When Britney Spears shaved her head a couple years ago, it was considered a cry for help. When John Lennon was suffocating under the pressures of fame, booze and pills and money (what he called his "Fat Elvis period"), his cry for help was literally a cry of "Help!" It was one of Lennon's first tracks to venture away from the universal ("Eight Days a Week" for example) to the personal.

It was easy to miss Lennon's desperation, given "Help!"'s upbeat rhythms and clever harmonies, and the fact that it was the title track of their latest madcap cinematic adventure, originally titled Eight Arms to Hold You:
But in his legendary 1971 Rolling Stone interview, John named "Help!" as one of his very best songs:
JL: I always liked “Walrus,” “Strawberry Fields,” “Help,” “In My Life,” those are some favorites.
RS: Why “Help”?
JL: Because I meant it — it’s real. The lyric is as good now as it was then. It is no different, and it makes me feel secure to know that I was that aware of myself then. It was just me singing “Help” and I meant it. I don’t like the recording that much; we did it too fast trying to becommercial.
Someone else who thought the song was too fast, or who at least read the Rolling Stone interview, was U2. They played a memorable, slow version of the song during the 1986 Conspiracy of Hope tour for Amnesty International.
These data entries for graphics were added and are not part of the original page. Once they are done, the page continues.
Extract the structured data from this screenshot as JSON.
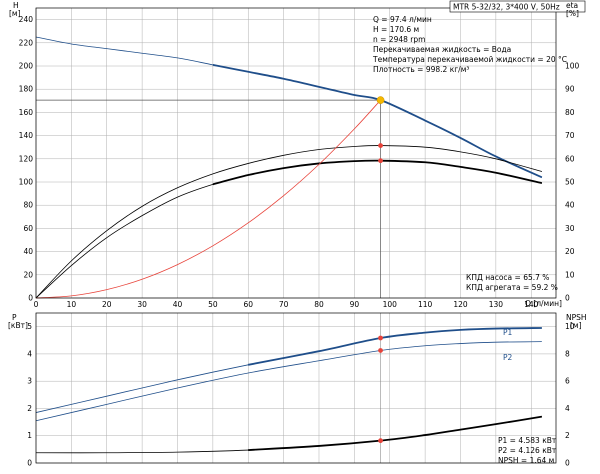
{
  "title": "MTR 5-32/32, 3*400 V, 50Hz",
  "info": {
    "lines": [
      "Q = 97.4 л/мин",
      "H = 170.6 м",
      "n = 2948 rpm",
      "Перекачиваемая жидкость = Вода",
      "Температура перекачиваемой жидкости = 20 °C",
      "Плотность = 998.2 кг/м³"
    ]
  },
  "eff_text": [
    "КПД насоса = 65.7 %",
    "КПД агрегата = 59.2 %"
  ],
  "power_text": [
    "P1 = 4.583 кВт",
    "P2 = 4.126 кВт",
    "NPSH = 1.64 м"
  ],
  "colors": {
    "blue": "#1f4e8a",
    "red": "#e8433a",
    "op_marker": "#f5b800",
    "black": "#000000",
    "grid": "#b0b0b0"
  },
  "chart_data": [
    {
      "type": "line",
      "xlabel": "Q [л/мин]",
      "ylabel": "H [м]",
      "y2label": "eta [%]",
      "xlim": [
        0,
        147
      ],
      "ylim": [
        0,
        250
      ],
      "y2lim": [
        0,
        125
      ],
      "x_ticks": [
        0,
        10,
        20,
        30,
        40,
        50,
        60,
        70,
        80,
        90,
        100,
        110,
        120,
        130,
        140
      ],
      "y_ticks": [
        0,
        20,
        40,
        60,
        80,
        100,
        120,
        140,
        160,
        180,
        200,
        220,
        240
      ],
      "y2_ticks": [
        0,
        10,
        20,
        30,
        40,
        50,
        60,
        70,
        80,
        90,
        100
      ],
      "grid": true,
      "series": [
        {
          "key": "head",
          "axis": "y",
          "color": "#1f4e8a",
          "x": [
            0,
            10,
            20,
            30,
            40,
            50,
            60,
            70,
            80,
            90,
            97.4,
            110,
            120,
            130,
            143
          ],
          "y": [
            225,
            219,
            215,
            211,
            207,
            201,
            195,
            189,
            182,
            175,
            170.6,
            153,
            138,
            122,
            104
          ],
          "thick_from": 41
        },
        {
          "key": "head_plain",
          "axis": "y",
          "color": "#000000",
          "x": [
            120,
            130,
            143
          ],
          "y": [
            112,
            110,
            109
          ],
          "hidden": true
        },
        {
          "key": "eta_pump",
          "axis": "y2",
          "color": "#000000",
          "x": [
            0,
            10,
            20,
            30,
            40,
            50,
            60,
            70,
            80,
            90,
            97.4,
            110,
            120,
            130,
            143
          ],
          "y": [
            0,
            16,
            29,
            39.5,
            47.5,
            53.5,
            58,
            61.5,
            64,
            65.3,
            65.7,
            65,
            63,
            60,
            54.5
          ],
          "thick_from": 999
        },
        {
          "key": "eta_unit",
          "axis": "y2",
          "color": "#000000",
          "x": [
            0,
            10,
            20,
            30,
            40,
            50,
            60,
            70,
            80,
            90,
            97.4,
            110,
            120,
            130,
            143
          ],
          "y": [
            0,
            14,
            26,
            35.5,
            43.5,
            49,
            53,
            56,
            58,
            59,
            59.2,
            58.5,
            56.5,
            54,
            49.5
          ],
          "thick_from": 41
        },
        {
          "key": "system",
          "axis": "y",
          "color": "#e8433a",
          "x": [
            0,
            10,
            20,
            30,
            40,
            50,
            60,
            70,
            80,
            90,
            97.4
          ],
          "y": [
            0,
            1.8,
            7.2,
            16.2,
            28.8,
            45,
            64.8,
            88.2,
            115.2,
            145.8,
            170.6
          ],
          "thick_from": 999
        }
      ],
      "operating_point": {
        "q": 97.4,
        "h": 170.6,
        "eta_pump": 65.7,
        "eta_unit": 59.2
      }
    },
    {
      "type": "line",
      "xlim": [
        0,
        147
      ],
      "ylabel": "P [кВт]",
      "y2label": "NPSH [м]",
      "ylim": [
        0,
        5.5
      ],
      "y2lim": [
        0,
        11
      ],
      "y_ticks": [
        0,
        1,
        2,
        3,
        4,
        5
      ],
      "y2_ticks": [
        0,
        2,
        4,
        6,
        8,
        10
      ],
      "grid": true,
      "series": [
        {
          "key": "p1",
          "name": "P1",
          "axis": "y",
          "color": "#1f4e8a",
          "x": [
            0,
            20,
            40,
            60,
            80,
            97.4,
            110,
            120,
            130,
            143
          ],
          "y": [
            1.85,
            2.45,
            3.05,
            3.6,
            4.1,
            4.583,
            4.78,
            4.88,
            4.93,
            4.95
          ],
          "thick_from": 41
        },
        {
          "key": "p2",
          "name": "P2",
          "axis": "y",
          "color": "#1f4e8a",
          "x": [
            0,
            20,
            40,
            60,
            80,
            97.4,
            110,
            120,
            130,
            143
          ],
          "y": [
            1.55,
            2.15,
            2.75,
            3.3,
            3.75,
            4.126,
            4.3,
            4.38,
            4.43,
            4.45
          ],
          "thick_from": 999
        },
        {
          "key": "npsh",
          "axis": "y2",
          "color": "#000000",
          "x": [
            0,
            20,
            40,
            60,
            80,
            97.4,
            110,
            120,
            130,
            143
          ],
          "y": [
            0.75,
            0.75,
            0.8,
            0.95,
            1.25,
            1.64,
            2.05,
            2.45,
            2.85,
            3.4
          ],
          "thick_from": 41
        }
      ],
      "operating_point": {
        "q": 97.4,
        "p1": 4.583,
        "p2": 4.126,
        "npsh": 1.64
      }
    }
  ]
}
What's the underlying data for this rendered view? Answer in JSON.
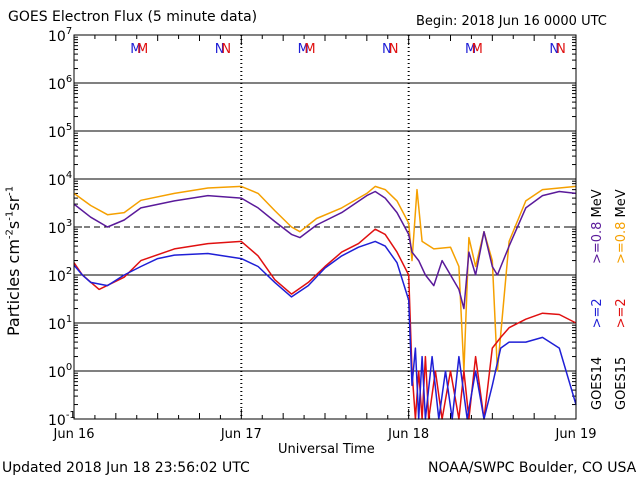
{
  "header": {
    "title": "GOES Electron Flux (5 minute data)",
    "begin": "Begin: 2018 Jun 16 0000 UTC"
  },
  "footer": {
    "updated": "Updated 2018 Jun 18 23:56:02 UTC",
    "source": "NOAA/SWPC Boulder, CO USA"
  },
  "colors": {
    "goes14_low": "#1f1fd6",
    "goes14_high": "#5a1a9a",
    "goes15_low": "#e01010",
    "goes15_high": "#f5a000",
    "m_marker": "#1f1fd6",
    "n_marker": "#e01010"
  },
  "chart_data": {
    "type": "line",
    "title": "GOES Electron Flux (5 minute data)",
    "xlabel": "Universal Time",
    "ylabel_parts": [
      "Particles cm",
      "-2",
      "s",
      "-1",
      "sr",
      "-1"
    ],
    "x_ticks": [
      "Jun 16",
      "Jun 17",
      "Jun 18",
      "Jun 19"
    ],
    "xlim_days": [
      0,
      3
    ],
    "y_scale": "log",
    "ylim": [
      0.1,
      10000000
    ],
    "y_ticks": [
      {
        "base": "10",
        "exp": "7"
      },
      {
        "base": "10",
        "exp": "6"
      },
      {
        "base": "10",
        "exp": "5"
      },
      {
        "base": "10",
        "exp": "4"
      },
      {
        "base": "10",
        "exp": "3"
      },
      {
        "base": "10",
        "exp": "2"
      },
      {
        "base": "10",
        "exp": "1"
      },
      {
        "base": "10",
        "exp": "0"
      },
      {
        "base": "10",
        "exp": "-1"
      }
    ],
    "threshold": 1000,
    "markers": [
      {
        "label": "M",
        "day": 0.37,
        "color": "#1f1fd6"
      },
      {
        "label": "M",
        "day": 0.41,
        "color": "#e01010"
      },
      {
        "label": "N",
        "day": 0.87,
        "color": "#1f1fd6"
      },
      {
        "label": "N",
        "day": 0.91,
        "color": "#e01010"
      },
      {
        "label": "M",
        "day": 1.37,
        "color": "#1f1fd6"
      },
      {
        "label": "M",
        "day": 1.41,
        "color": "#e01010"
      },
      {
        "label": "N",
        "day": 1.87,
        "color": "#1f1fd6"
      },
      {
        "label": "N",
        "day": 1.91,
        "color": "#e01010"
      },
      {
        "label": "M",
        "day": 2.37,
        "color": "#1f1fd6"
      },
      {
        "label": "M",
        "day": 2.41,
        "color": "#e01010"
      },
      {
        "label": "N",
        "day": 2.87,
        "color": "#1f1fd6"
      },
      {
        "label": "N",
        "day": 2.91,
        "color": "#e01010"
      }
    ],
    "legend": {
      "goes14_label": "GOES14",
      "goes15_label": "GOES15",
      "ge2_label": ">=2",
      "ge08_label": ">=0.8",
      "mev_label": "MeV"
    },
    "series": [
      {
        "name": "GOES15 >=0.8 MeV",
        "color": "#f5a000",
        "points": [
          [
            0,
            5000
          ],
          [
            0.1,
            2800
          ],
          [
            0.2,
            1800
          ],
          [
            0.3,
            2000
          ],
          [
            0.4,
            3600
          ],
          [
            0.6,
            5000
          ],
          [
            0.8,
            6500
          ],
          [
            1.0,
            7000
          ],
          [
            1.1,
            5000
          ],
          [
            1.2,
            2200
          ],
          [
            1.3,
            1000
          ],
          [
            1.35,
            800
          ],
          [
            1.45,
            1500
          ],
          [
            1.6,
            2500
          ],
          [
            1.75,
            5000
          ],
          [
            1.8,
            7000
          ],
          [
            1.86,
            6000
          ],
          [
            1.93,
            3500
          ],
          [
            2.0,
            1200
          ],
          [
            2.02,
            200
          ],
          [
            2.05,
            6000
          ],
          [
            2.08,
            500
          ],
          [
            2.15,
            350
          ],
          [
            2.25,
            380
          ],
          [
            2.3,
            150
          ],
          [
            2.33,
            1
          ],
          [
            2.36,
            600
          ],
          [
            2.4,
            150
          ],
          [
            2.45,
            800
          ],
          [
            2.5,
            200
          ],
          [
            2.53,
            1
          ],
          [
            2.6,
            500
          ],
          [
            2.7,
            3500
          ],
          [
            2.8,
            6000
          ],
          [
            2.9,
            6500
          ],
          [
            3.0,
            7000
          ]
        ]
      },
      {
        "name": "GOES14 >=0.8 MeV",
        "color": "#5a1a9a",
        "points": [
          [
            0,
            3000
          ],
          [
            0.1,
            1600
          ],
          [
            0.2,
            1000
          ],
          [
            0.3,
            1400
          ],
          [
            0.4,
            2500
          ],
          [
            0.6,
            3500
          ],
          [
            0.8,
            4500
          ],
          [
            1.0,
            4000
          ],
          [
            1.1,
            2500
          ],
          [
            1.2,
            1300
          ],
          [
            1.3,
            700
          ],
          [
            1.35,
            600
          ],
          [
            1.45,
            1100
          ],
          [
            1.6,
            2000
          ],
          [
            1.75,
            4500
          ],
          [
            1.8,
            5500
          ],
          [
            1.86,
            4000
          ],
          [
            1.93,
            2000
          ],
          [
            2.0,
            700
          ],
          [
            2.02,
            300
          ],
          [
            2.06,
            200
          ],
          [
            2.1,
            100
          ],
          [
            2.15,
            60
          ],
          [
            2.2,
            200
          ],
          [
            2.25,
            100
          ],
          [
            2.3,
            50
          ],
          [
            2.33,
            20
          ],
          [
            2.36,
            300
          ],
          [
            2.4,
            100
          ],
          [
            2.45,
            800
          ],
          [
            2.5,
            150
          ],
          [
            2.53,
            100
          ],
          [
            2.6,
            400
          ],
          [
            2.7,
            2500
          ],
          [
            2.8,
            4500
          ],
          [
            2.9,
            5500
          ],
          [
            3.0,
            5000
          ]
        ]
      },
      {
        "name": "GOES15 >=2 MeV",
        "color": "#e01010",
        "points": [
          [
            0,
            180
          ],
          [
            0.05,
            100
          ],
          [
            0.15,
            50
          ],
          [
            0.3,
            90
          ],
          [
            0.4,
            200
          ],
          [
            0.6,
            350
          ],
          [
            0.8,
            450
          ],
          [
            1.0,
            500
          ],
          [
            1.1,
            250
          ],
          [
            1.2,
            80
          ],
          [
            1.3,
            40
          ],
          [
            1.4,
            70
          ],
          [
            1.5,
            150
          ],
          [
            1.6,
            300
          ],
          [
            1.7,
            450
          ],
          [
            1.8,
            900
          ],
          [
            1.86,
            700
          ],
          [
            1.93,
            300
          ],
          [
            2.0,
            100
          ],
          [
            2.02,
            1
          ],
          [
            2.04,
            0.1
          ],
          [
            2.06,
            1
          ],
          [
            2.08,
            0.1
          ],
          [
            2.1,
            2
          ],
          [
            2.12,
            0.1
          ],
          [
            2.16,
            1
          ],
          [
            2.2,
            0.1
          ],
          [
            2.25,
            1
          ],
          [
            2.3,
            0.1
          ],
          [
            2.33,
            1
          ],
          [
            2.36,
            0.1
          ],
          [
            2.4,
            2
          ],
          [
            2.45,
            0.1
          ],
          [
            2.5,
            3
          ],
          [
            2.55,
            5
          ],
          [
            2.6,
            8
          ],
          [
            2.7,
            12
          ],
          [
            2.8,
            16
          ],
          [
            2.9,
            15
          ],
          [
            3.0,
            10
          ]
        ]
      },
      {
        "name": "GOES14 >=2 MeV",
        "color": "#1f1fd6",
        "points": [
          [
            0,
            160
          ],
          [
            0.05,
            100
          ],
          [
            0.1,
            70
          ],
          [
            0.2,
            60
          ],
          [
            0.3,
            100
          ],
          [
            0.4,
            150
          ],
          [
            0.5,
            220
          ],
          [
            0.6,
            260
          ],
          [
            0.8,
            280
          ],
          [
            1.0,
            220
          ],
          [
            1.1,
            150
          ],
          [
            1.2,
            70
          ],
          [
            1.3,
            35
          ],
          [
            1.4,
            60
          ],
          [
            1.5,
            140
          ],
          [
            1.6,
            250
          ],
          [
            1.7,
            380
          ],
          [
            1.8,
            500
          ],
          [
            1.86,
            400
          ],
          [
            1.93,
            180
          ],
          [
            2.0,
            30
          ],
          [
            2.02,
            0.5
          ],
          [
            2.04,
            3
          ],
          [
            2.06,
            0.1
          ],
          [
            2.08,
            2
          ],
          [
            2.1,
            0.1
          ],
          [
            2.14,
            2
          ],
          [
            2.18,
            0.1
          ],
          [
            2.22,
            1
          ],
          [
            2.26,
            0.1
          ],
          [
            2.3,
            2
          ],
          [
            2.35,
            0.1
          ],
          [
            2.4,
            1
          ],
          [
            2.45,
            0.1
          ],
          [
            2.5,
            0.5
          ],
          [
            2.55,
            3
          ],
          [
            2.6,
            4
          ],
          [
            2.7,
            4
          ],
          [
            2.8,
            5
          ],
          [
            2.9,
            3
          ],
          [
            3.0,
            0.2
          ]
        ]
      }
    ]
  }
}
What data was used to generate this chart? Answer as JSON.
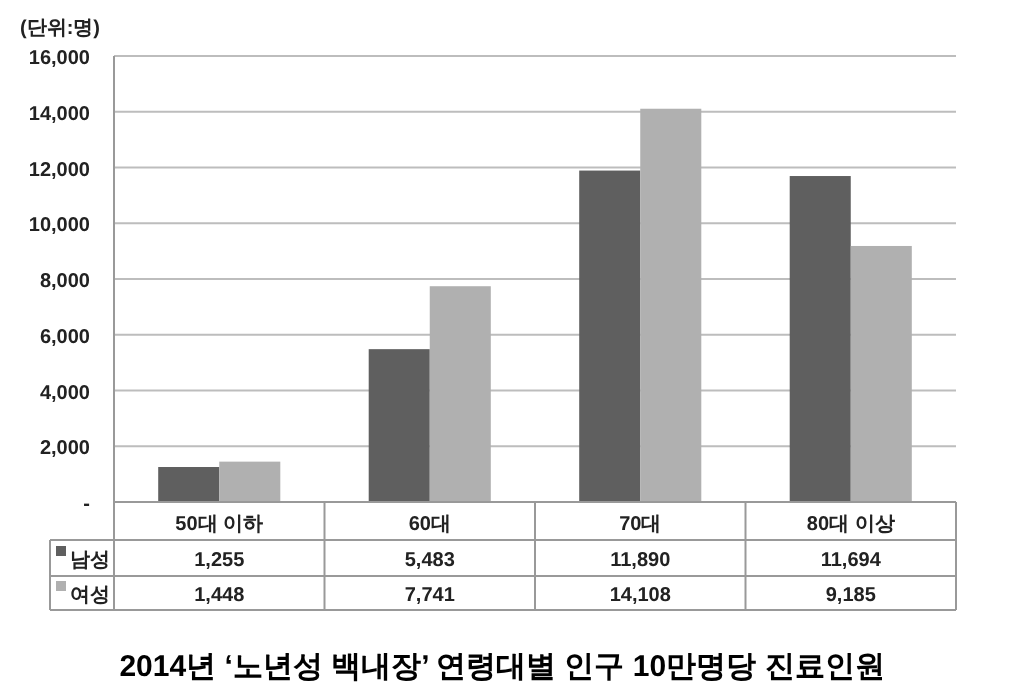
{
  "chart_data": {
    "type": "bar",
    "title": "2014년 ‘노년성 백내장’ 연령대별 인구 10만명당 진료인원",
    "annotations": [
      "(단위:명)"
    ],
    "categories": [
      "50대 이하",
      "60대",
      "70대",
      "80대 이상"
    ],
    "series": [
      {
        "name": "남성",
        "color": "#5f5f5f",
        "values": [
          1255,
          5483,
          11890,
          11694
        ],
        "value_labels": [
          "1,255",
          "5,483",
          "11,890",
          "11,694"
        ]
      },
      {
        "name": "여성",
        "color": "#b0b0b0",
        "values": [
          1448,
          7741,
          14108,
          9185
        ],
        "value_labels": [
          "1,448",
          "7,741",
          "14,108",
          "9,185"
        ]
      }
    ],
    "ylim": [
      0,
      16000
    ],
    "yticks": [
      {
        "value": 0,
        "label": "-"
      },
      {
        "value": 2000,
        "label": "2,000"
      },
      {
        "value": 4000,
        "label": "4,000"
      },
      {
        "value": 6000,
        "label": "6,000"
      },
      {
        "value": 8000,
        "label": "8,000"
      },
      {
        "value": 10000,
        "label": "10,000"
      },
      {
        "value": 12000,
        "label": "12,000"
      },
      {
        "value": 14000,
        "label": "14,000"
      },
      {
        "value": 16000,
        "label": "16,000"
      }
    ],
    "grid": "y",
    "legend": "bottom"
  }
}
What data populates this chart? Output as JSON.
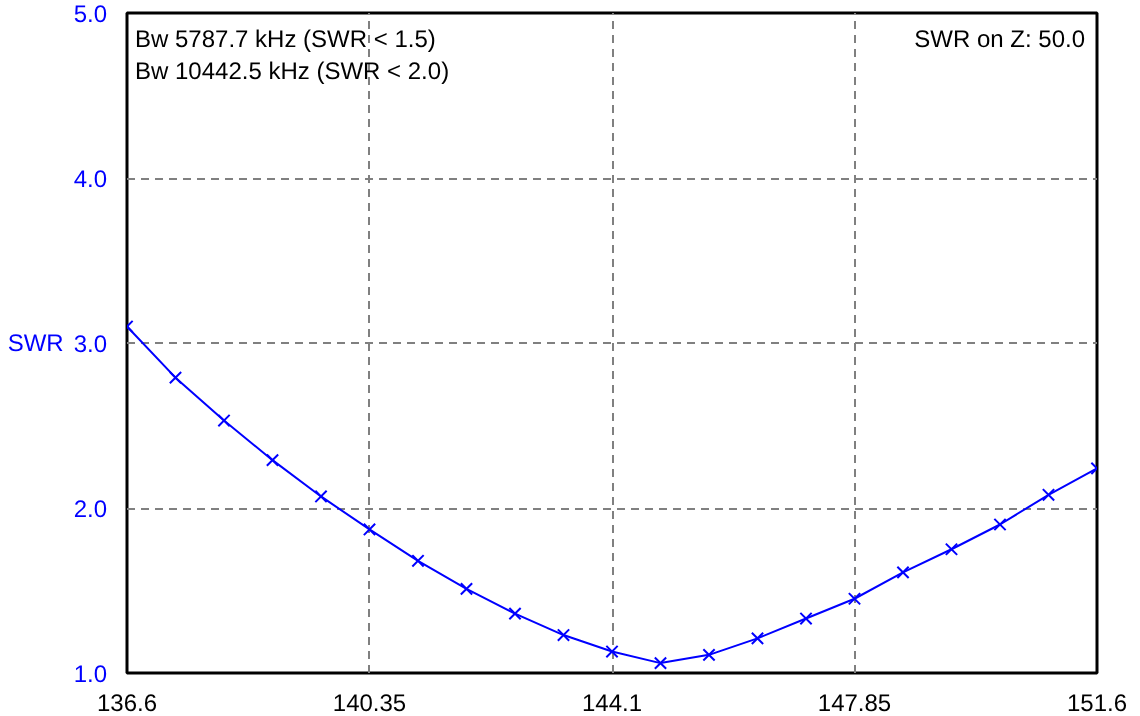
{
  "chart_data": {
    "type": "line",
    "ylabel": "SWR",
    "annotations": [
      "Bw 5787.7 kHz (SWR < 1.5)",
      "Bw 10442.5 kHz (SWR < 2.0)",
      "SWR on Z: 50.0"
    ],
    "x": [
      136.6,
      137.35,
      138.1,
      138.85,
      139.6,
      140.35,
      141.1,
      141.85,
      142.6,
      143.35,
      144.1,
      144.85,
      145.6,
      146.35,
      147.1,
      147.85,
      148.6,
      149.35,
      150.1,
      150.85,
      151.6
    ],
    "series": [
      {
        "color": "#0000ff",
        "values": [
          3.1,
          2.79,
          2.53,
          2.29,
          2.07,
          1.87,
          1.68,
          1.51,
          1.36,
          1.23,
          1.13,
          1.06,
          1.11,
          1.21,
          1.33,
          1.45,
          1.61,
          1.75,
          1.9,
          2.08,
          2.24
        ]
      }
    ],
    "xlim": [
      136.6,
      151.6
    ],
    "xticks": [
      136.6,
      140.35,
      144.1,
      147.85,
      151.6
    ],
    "ylim": [
      1.0,
      5.0
    ],
    "yticks": [
      {
        "value": 1,
        "label": "1.0"
      },
      {
        "value": 2,
        "label": "2.0"
      },
      {
        "value": 3,
        "label": "3.0"
      },
      {
        "value": 4,
        "label": "4.0"
      },
      {
        "value": 5,
        "label": "5.0"
      }
    ],
    "grid": true,
    "marker": "cross",
    "line_style": "solid"
  }
}
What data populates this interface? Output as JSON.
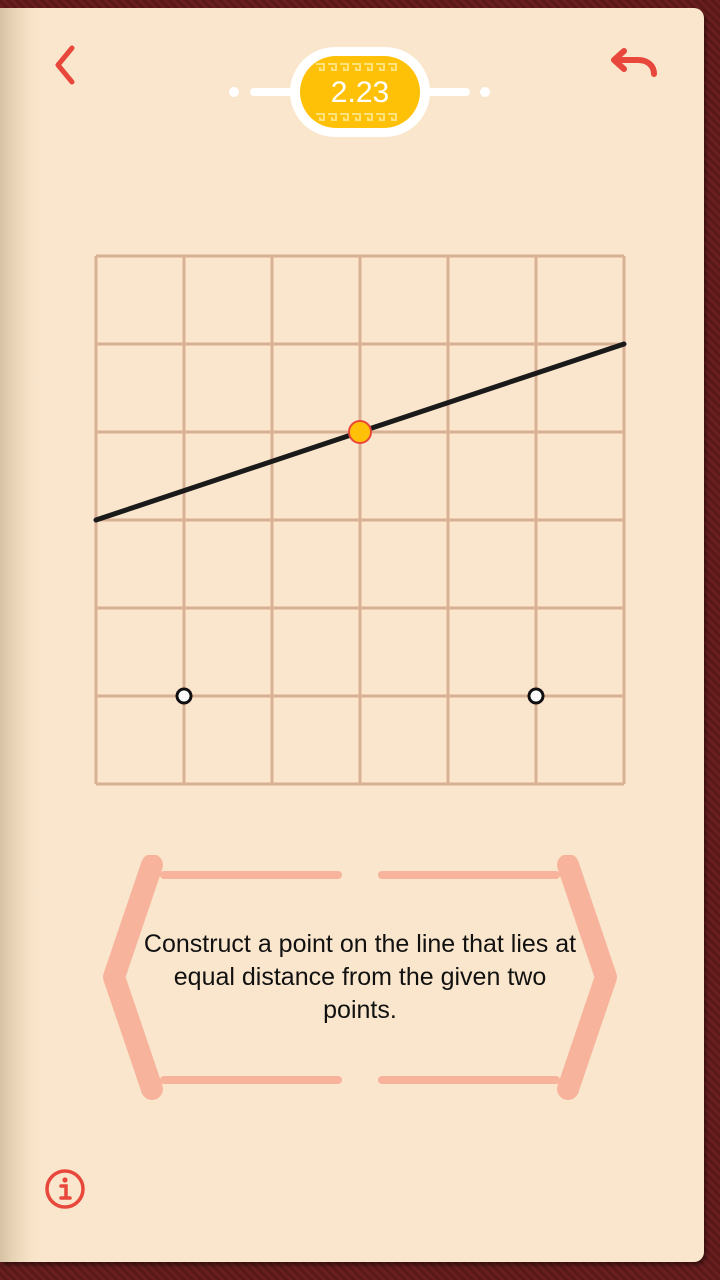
{
  "level": {
    "number": "2.23"
  },
  "task": {
    "text": "Construct a point on the line that lies at equal distance from the given two points."
  },
  "icons": {
    "back": "chevron-left-icon",
    "undo": "undo-arrow-icon",
    "info": "info-circle-icon"
  },
  "board": {
    "columns": 6,
    "rows": 6,
    "line": {
      "from": [
        0,
        3
      ],
      "to": [
        6,
        5
      ]
    },
    "given_points": [
      [
        1,
        1
      ],
      [
        5,
        1
      ]
    ],
    "highlighted_point": [
      3,
      4
    ]
  },
  "colors": {
    "accent_red": "#e8473b",
    "badge_yellow": "#ffc107",
    "grid": "#d9b095",
    "paper": "#fae6cc",
    "panel_pink": "#f7b39c",
    "line": "#1a1a1a"
  }
}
The Help! soundtrack featured several other Lennon classics, including the quietly Dylanesque "You've Got to Hide Your Love Away" and the huge-sounding "Ticket to Ride." Amazingly, it's considered one of The Beatles' weaker albums, despite the fact that it also contains the most recorded song in the history of mankind, "Yesterday." Such is the burden of Beatledom. Happy Birthday RIP & TCB, John.